Je veux tout me refuser pour le dessin. Il faut m’en souvenir, c’est là la vie.

Par là, je me ferai une indépendance et alors ce qui devra venir viendra.


Vendredi 15 février. — Je n’irai pas à l’Opéra demain. Je dessine comme d’habitude, ce qui ne m’empêche pas d’être très mécontente de moi. Je l’ai dit à Robert-Fleury il y a quelque temps et, samedi, comme il corrigeait nos académies :

— C'est vous qui avez fait cela ?

— Oui, Monsieur.

— Vous n’avez pas dessiné d’ensemble avant de venir ici ?

— Mais non.

— Je crois que vous vous plaignez ?

— Oui, monsieur.

— D’aller trop lentement ?

— Oh ! oui, Monsieur.

— Eh bien, moi, à votre place, je serais très content.

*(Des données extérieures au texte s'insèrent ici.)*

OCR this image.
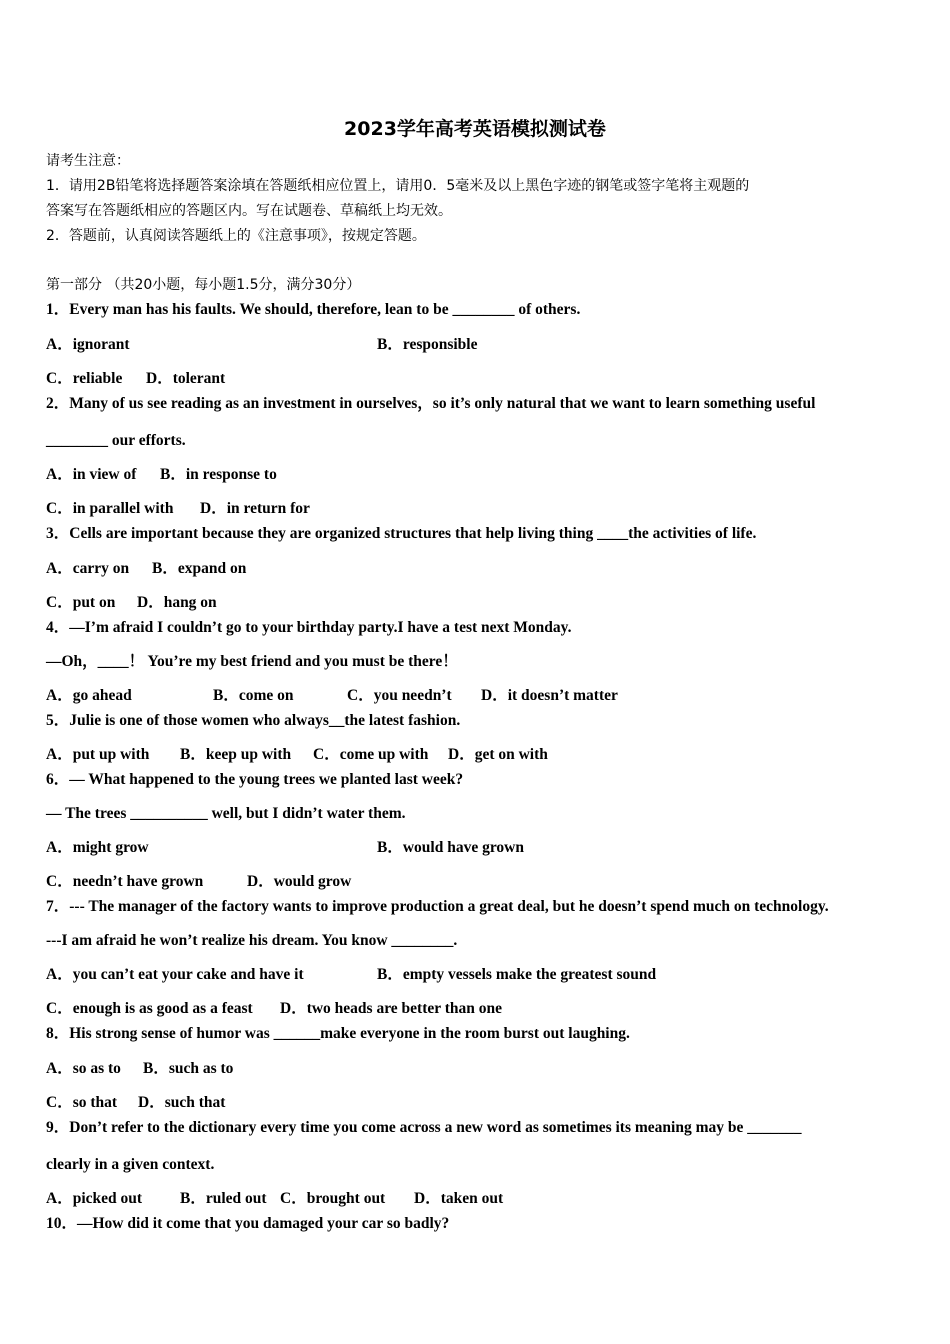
2023学年高考英语模拟测试卷
请考生注意：
1．请用2B铅笔将选择题答案涂填在答题纸相应位置上，请用0．5毫米及以上黑色字迹的钢笔或签字笔将主观题的
答案写在答题纸相应的答题区内。写在试题卷、草稿纸上均无效。
2．答题前，认真阅读答题纸上的《注意事项》，按规定答题。
第一部分 （共20小题，每小题1.5分，满分30分）
1．Every man has his faults. We should, therefore, lean to be ________ of others.
A．ignorant	B．responsible
C．reliable D．tolerant
2．Many of us see reading as an investment in ourselves，so it’s only natural that we want to learn something useful
________ our efforts.
A．in view of B．in response to
C．in parallel with D．in return for
3．Cells are important because they are organized structures that help living thing ____the activities of life.
A．carry on B．expand on
C．put on D．hang on
4．—I’m afraid I couldn’t go to your birthday party.I have a test next Monday.
—Oh，____！ You’re my best friend and you must be there！
A．go ahead	B．come on	C．you needn’t D．it doesn’t matter
5．Julie is one of those women who always__the latest fashion.
A．put up with B．keep up with C．come up with D．get on with
6．— What happened to the young trees we planted last week?
— The trees __________ well, but I didn’t water them.
A．might grow	B．would have grown
C．needn’t have grown	D．would grow
7．--- The manager of the factory wants to improve production a great deal, but he doesn’t spend much on technology.
---I am afraid he won’t realize his dream. You know ________.
A．you can’t eat your cake and have it	B．empty vessels make the greatest sound
C．enough is as good as a feast D．two heads are better than one
8．His strong sense of humor was ______make everyone in the room burst out laughing.
A．so as to B．such as to
C．so that D．such that
9．Don’t refer to the dictionary every time you come across a new word as sometimes its meaning may be _______
clearly in a given context.
A．picked out B．ruled out C．brought out D．taken out
10．—How did it come that you damaged your car so badly?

C’était dit avec une gaieté très bienveillante et valait bien des compliments.

Oui ! mais quand pourrai-je… peindre des portraits ?… Dans un an… je l’espère du moins.


Dimanche 24 février. — J’irai… à l’atelier et je prouverai qu’on arrive, quand on le veut bien et qu’on est désespérée, meurtrie et furieuse comme moi.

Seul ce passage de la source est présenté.